Taste certainly must be on the tongue and in the brain of the beholder. Meaning there is as many identifiable things that could qualify as state drink as could be put in a blender and hit overdrive - which is what I figured happened when Moxie was first concocted.
Now, that's got me to thinking...
- RP, New Boston
I say let water be the state drink. With that said I say Moxie would be my second choice followed by milk/apple cider.
Water is my choice it good for you and everything is maded with water. This way we can promote clean water and health body. Even Jesus was baptism with water thing about it.
- mo, plymouth
Moxie is indeed an acquired taste. Unfortunately for the under-gifted, it is a taste that can only be acquired by people of higher intelligence. Sorry about that... I do believe they are working on Duhhhh Ale for the rest of you.
- Marc, Derry
It takes a lot of "moxie" to make the official state drink of choice.

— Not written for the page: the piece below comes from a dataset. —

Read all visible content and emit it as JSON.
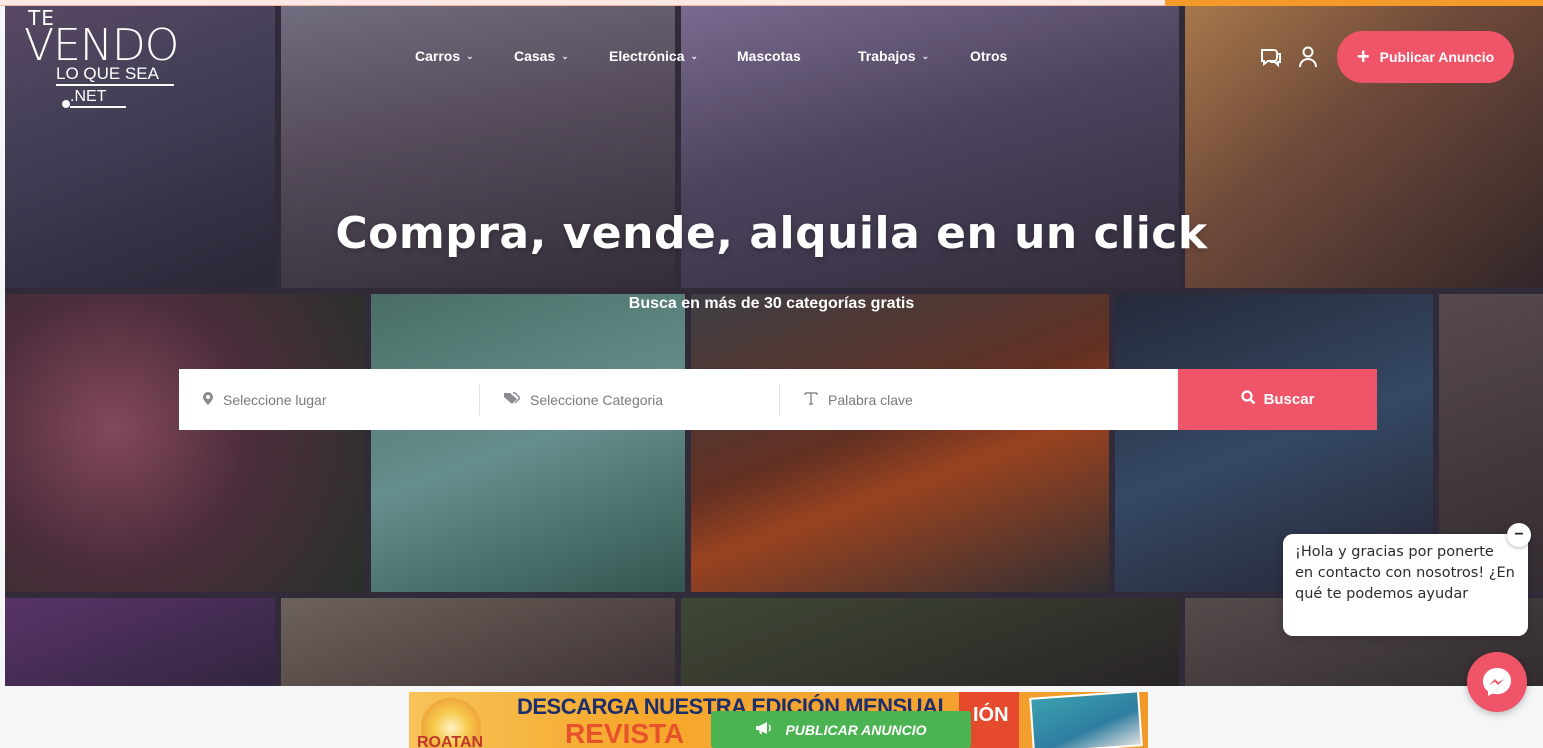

Why are we "COTT" up in this ?
Caught, Get It ?
don anderson/marco island, fl.
- don anderson, marco island florida
Moxie is currently owned by a NH Company, but it was originally created by a guy from Maine, and first marketed by him in Massachusetts. I mean, really, he skipped right over us. Sure, a nice cold Moxie has the kick to keep you going, but I'm not sure it'd be right as an "official" drink for NH.
- Dayfd, Manchester
Moxie , is a awesome soda to have every once in a while, t has a unique taste every one should at least try a bottle of it.
Also .. it works as a cocktail too .. instead of a rum and coke .. try a Rum and Moxie ... right Scott ;)
- JP, Raymond,NH
The much loved Moxie is still made in NH. It is proudly bottled by Coca-Cola in Londonderry.